Focusing on the macrophage based on MHCII status, we separated macrophages into MHCIIhigh and MHCIIlow clusters (Fig. 6Cii). Given that macrophages in the mouse brains exhibited distinct transcriptional states depending on their ontogeny and tissue environment, we further divided macrophages into four subclusters (Fig. 6Ciii and D).
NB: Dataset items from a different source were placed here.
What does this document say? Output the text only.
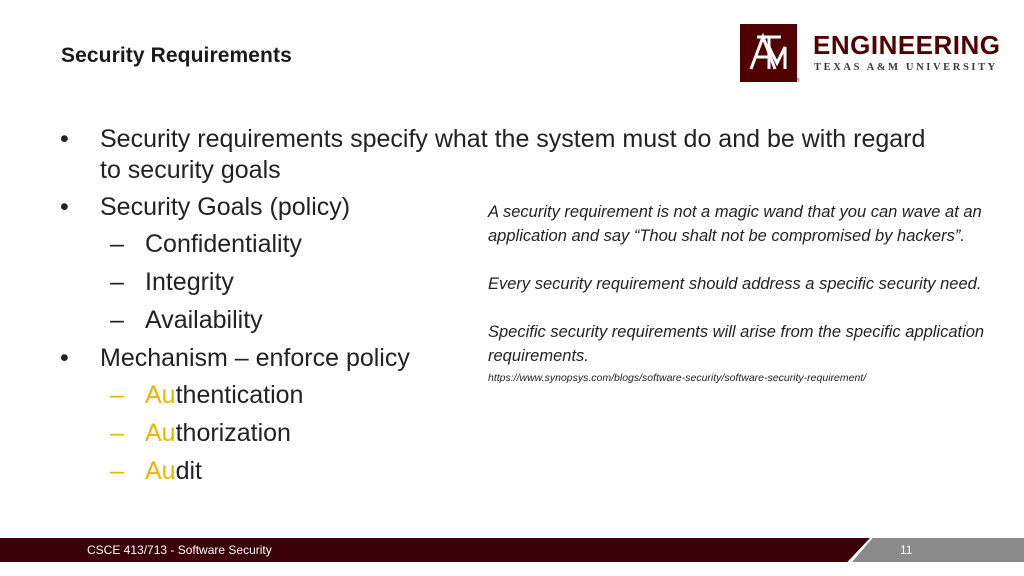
Security Requirements
®
ENGINEERING
TEXAS A&M UNIVERSITY
• Security requirements specify what the system must do and be with regard to security goals
• Security Goals (policy)
– Confidentiality
– Integrity
– Availability
• Mechanism – enforce policy
– Authentication
– Authorization
– Audit

A security requirement is not a magic wand that you can wave at an application and say “Thou shalt not be compromised by hackers”.

Every security requirement should address a specific security need.

Specific security requirements will arise from the specific application requirements.

https://www.synopsys.com/blogs/software-security/software-security-requirement/
CSCE 413/713 - Software Security	11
The monocyte-derived macrophage (MDM) subcluster was characterized by their monocyte origins and recruitment (Ccr2, Fxyd5, Lgals3, Vim), whereas the BAM subcluster universally expresses Pf4. Based on recently reported gene markers differentially expressed in MHCIIlow versus MHCIIhigh BAMs (Mrc1, CD163, Gas6 versus H2-Aa, Klra2), we identified a MHCIIhigh BAM subcluster and two MHCIIlow BAM subclusters which differed by the expression of signature genes specific for meningeal MHCIIlow BAMs (Folr2), SD-BAMs (P2rx7), and CP-BAMs (Lilra5) [10]. Interestingly, the MHCIIhigh BAM subcluster showed enriched expression of Ccrl2, Ccl3, Ccl4, and ll1b, indicating an increased migration ability and inflammation (Fig. 6D).
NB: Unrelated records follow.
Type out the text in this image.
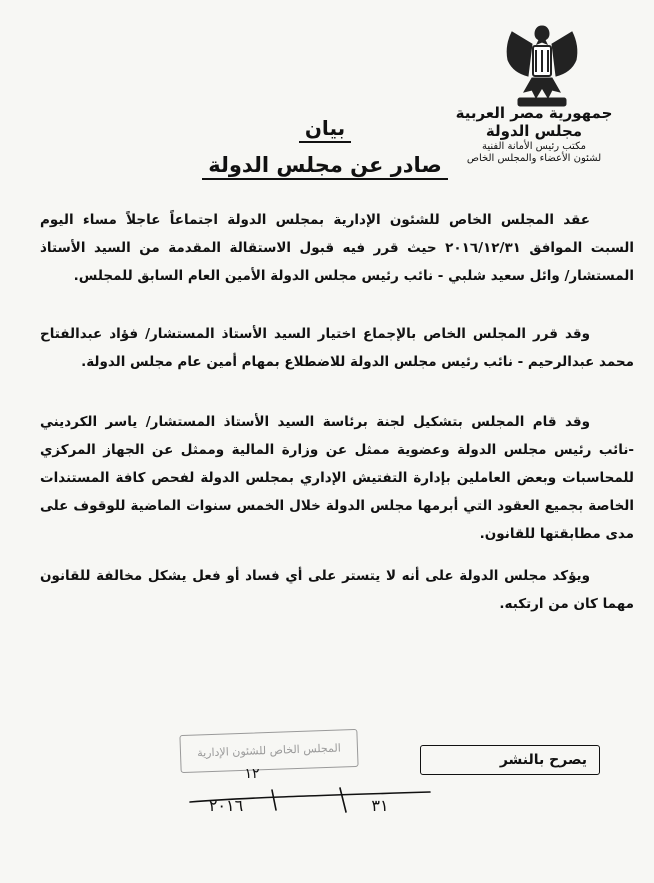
جمهورية مصر العربية
مجلس الدولة
مكتب رئيس الأمانة الفنية
لشئون الأعضاء والمجلس الخاص
بيان
صادر عن مجلس الدولة

عقد المجلس الخاص للشئون الإدارية بمجلس الدولة اجتماعاً عاجلاً مساء اليوم السبت الموافق ٢٠١٦/١٢/٣١ حيث قرر فيه قبول الاستقالة المقدمة من السيد الأستاذ المستشار/ وائل سعيد شلبي - نائب رئيس مجلس الدولة الأمين العام السابق للمجلس.

وقد قرر المجلس الخاص بالإجماع اختيار السيد الأستاذ المستشار/ فؤاد عبدالفتاح محمد عبدالرحيم - نائب رئيس مجلس الدولة للاضطلاع بمهام أمين عام مجلس الدولة.

وقد قام المجلس بتشكيل لجنة برئاسة السيد الأستاذ المستشار/ ياسر الكرديني -نائب رئيس مجلس الدولة وعضوية ممثل عن وزارة المالية وممثل عن الجهاز المركزي للمحاسبات وبعض العاملين بإدارة التفتيش الإداري بمجلس الدولة لفحص كافة المستندات الخاصة بجميع العقود التي أبرمها مجلس الدولة خلال الخمس سنوات الماضية للوقوف على مدى مطابقتها للقانون.

ويؤكد مجلس الدولة على أنه لا يتستر على أي فساد أو فعل يشكل مخالفة للقانون مهما كان من ارتكبه.

المجلس الخاص للشئون الإدارية
١٢
يصرح بالنشر
٣١
٢٠١٦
Significantly upregulated DE genes (adjusted P < 0.01, log2(FC) > 0.25, present in at least 50% of the cells) in the MDMs within the aCD49d Ab-treated versus isotype-treated aged TBI groups were associated with macrophage activation/polarization including the T cell–interacting activating receptor on myeloid cells 1 (Tram1), late endosomal/lysosomal adaptor MAPK and MTOR activator 1 (Lamtor1), the receptor for activated protein C kinase 1 (Rack1), and eukaryotic elongation factor 1A1 (eEF1A1). These genes are associated with cytokine production (Supp Fig. S11Ai and iii). Top DE genes in the MHCIIlow BAM_2 cluster in aCD49d Ab-treated versus isotype-treated aged TBI groups included Cd86, and BAM signature genes Pla2g7, Ninj1, and Clec4n encoding platelet-activating factor acetylhydrolase, ninjurin 1, and C-type lectin domain family 4, respectively, with enriched pathways including negative regulation of activated T cell proliferation (Supp Fig. S11Aii and iii). We did not identify any significant DE genes in the MHCIIlow BAM_1 cluster between aCD49d Ab-treated and isotype-treated aged TBI groups, and significant DE genes in the MHCIIhigh BAM between aCD49d Ab-treated versus isotype-treated aged TBI groups overlapped with those in the MDM cluster (data not shown). On the other hand, comparing aCD49d Ab treated versus isotype-treated young TBI groups within the four clusters, all DE genes were without significance. When performing trajectory inference, these cells were ordered along a line for inferring developmental chronologies from MDM to either BAM groups (Fig. 6E) with the most predictive genes clustering into modules and depicted in a heatmap (Supp Fig. S12).